10 IoT Vulnerabilities that You Should be Aware of

08 Oct 20


10 IoT Vulnerabilities that You Should be Aware of

Most of us know that security is a major problem for IoT devices, so what exactly are we most worried about?

Internet of Things (IoT) technologies are everywhere around us, and without proper security in place, they will be vulnerable to sensitive data leakage. Everyone, from manufacturers to business users to customers, are worried about the risk of cyber criminals hacking into their IoT devices and systems. But what specifically are the most critical issues to consider when IoT devices are being designed, deployed, or running?

This is where OWASP (Open Web Application Security Project) comes in. The list of top 10 IoT vulnerabilities in OWASP is intended to help business enterprises and customers know and understand the security vulnerabilities surrounding their IoT devices, and to allow users to make better security decisions when releasing or buying an IoT product.

According to OWASP, here are the top 10 IoT security vulnerabilities  that we are facing today:

1: Weak, guessable, or hardcoded passwords

A weak password is short, simple, a system default, or something that could be quickly guessed by performing a brute force attack using a list of possible passwords, such as words in the dictionary, familiar names … etc.

2: Insecure network services

Insecure services that are running on the device can be exposed to the internet allowing the attackers to compromise the IoT device.

3: Insecure ecosystem interfaces

This issue refers to APIs, mobile, and web apps that enable consumers to communicate with their smart devices. Any vulnerability within these interfaces will allow cybercriminals to compromise the device.  

4: Lack of secure update mechanisms

If there’s a device with an insecure update process, you run the risk of falling victim to what is known as the evilgrade attack. In this case, you may unwittingly install malicious code from an attacker during the update process. The update process must be done securely and certainly, over encrypted channels.

5: Use of insecure or outdated components

Using deprecated software or outdated components in your code could lead to a total compromise in the security of the device. This involves weak customization of operating system platforms and the use of third-party software or hardware elements from compromised suppliers.

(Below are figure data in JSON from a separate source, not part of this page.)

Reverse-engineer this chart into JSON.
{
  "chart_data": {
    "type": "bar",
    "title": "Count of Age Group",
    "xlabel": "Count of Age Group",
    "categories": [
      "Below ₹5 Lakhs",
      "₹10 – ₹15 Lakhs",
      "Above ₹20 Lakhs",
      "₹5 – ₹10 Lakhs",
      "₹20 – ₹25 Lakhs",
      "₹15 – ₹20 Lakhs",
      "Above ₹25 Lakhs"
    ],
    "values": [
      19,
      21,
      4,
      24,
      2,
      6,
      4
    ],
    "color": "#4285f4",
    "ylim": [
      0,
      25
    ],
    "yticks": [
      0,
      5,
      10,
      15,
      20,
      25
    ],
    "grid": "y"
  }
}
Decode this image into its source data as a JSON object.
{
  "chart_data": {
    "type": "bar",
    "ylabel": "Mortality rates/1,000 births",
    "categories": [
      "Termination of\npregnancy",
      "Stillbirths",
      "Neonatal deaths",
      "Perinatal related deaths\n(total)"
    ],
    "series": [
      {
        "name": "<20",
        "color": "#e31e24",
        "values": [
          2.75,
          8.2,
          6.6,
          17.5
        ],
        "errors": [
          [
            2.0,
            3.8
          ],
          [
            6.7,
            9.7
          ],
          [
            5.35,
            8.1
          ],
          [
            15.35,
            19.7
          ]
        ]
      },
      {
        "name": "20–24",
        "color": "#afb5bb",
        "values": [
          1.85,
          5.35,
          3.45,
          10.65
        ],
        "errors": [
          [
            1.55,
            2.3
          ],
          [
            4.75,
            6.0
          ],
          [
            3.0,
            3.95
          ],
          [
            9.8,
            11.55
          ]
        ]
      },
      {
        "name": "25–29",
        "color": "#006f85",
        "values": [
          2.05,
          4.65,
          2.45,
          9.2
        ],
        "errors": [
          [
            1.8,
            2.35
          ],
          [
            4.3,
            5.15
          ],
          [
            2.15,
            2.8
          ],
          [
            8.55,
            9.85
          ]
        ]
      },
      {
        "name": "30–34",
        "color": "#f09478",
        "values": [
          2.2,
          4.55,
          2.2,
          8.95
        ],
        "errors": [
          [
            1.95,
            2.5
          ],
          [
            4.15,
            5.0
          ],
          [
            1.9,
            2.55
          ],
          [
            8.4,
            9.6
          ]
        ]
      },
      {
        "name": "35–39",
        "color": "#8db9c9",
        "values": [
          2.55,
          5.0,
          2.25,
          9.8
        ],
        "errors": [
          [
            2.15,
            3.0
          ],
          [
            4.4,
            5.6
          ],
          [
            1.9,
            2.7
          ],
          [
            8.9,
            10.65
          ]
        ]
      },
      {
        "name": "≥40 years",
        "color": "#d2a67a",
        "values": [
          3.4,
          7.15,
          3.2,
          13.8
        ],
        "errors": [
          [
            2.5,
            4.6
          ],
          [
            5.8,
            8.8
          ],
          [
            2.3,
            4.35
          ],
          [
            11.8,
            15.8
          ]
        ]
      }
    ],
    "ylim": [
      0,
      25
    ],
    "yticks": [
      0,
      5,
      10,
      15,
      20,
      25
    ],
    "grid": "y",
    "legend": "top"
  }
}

6: Insufficient privacy protection

Personal data is very important. If abused, either purposely or by accident, it can have a significant impact on people’s lives. IoT devices can obtain a significant amount of data about the environment they are on, and the people using them.

7: Insecure data transfer and storage

Every time data is received by a smart device and transferred over a network, or collected in a new location, the potential for this data to be compromised increases. To mitigate these risks, you should restrict access to sensitive data in general and ensure that data is always encrypted.

8: Lack of device management

It is very important to know what assets are on your environment, and it’s equally important to manage them efficiently—you can’t secure something you don’t know you have. Failure at this point could result in your entire network being hacked.

9: Insecure default settings

IoT devices are often shipped with weak default settings. Often, we are just carless and fail to change those default settings. In other cases, it is not possible to change system configurations because you are restricted and do not have the necessary permissions to do it.

10: Lack of physical hardening

Hardening the device against physical attacks is a must. Failure at this point will enable potential attackers to obtain sensitive data that can help to launch a remote hack or gain local control of the device.


Taking these risks into active consideration can help mitigate your risk of being compromised by the ever-increasing growth in the number of active cyber criminals.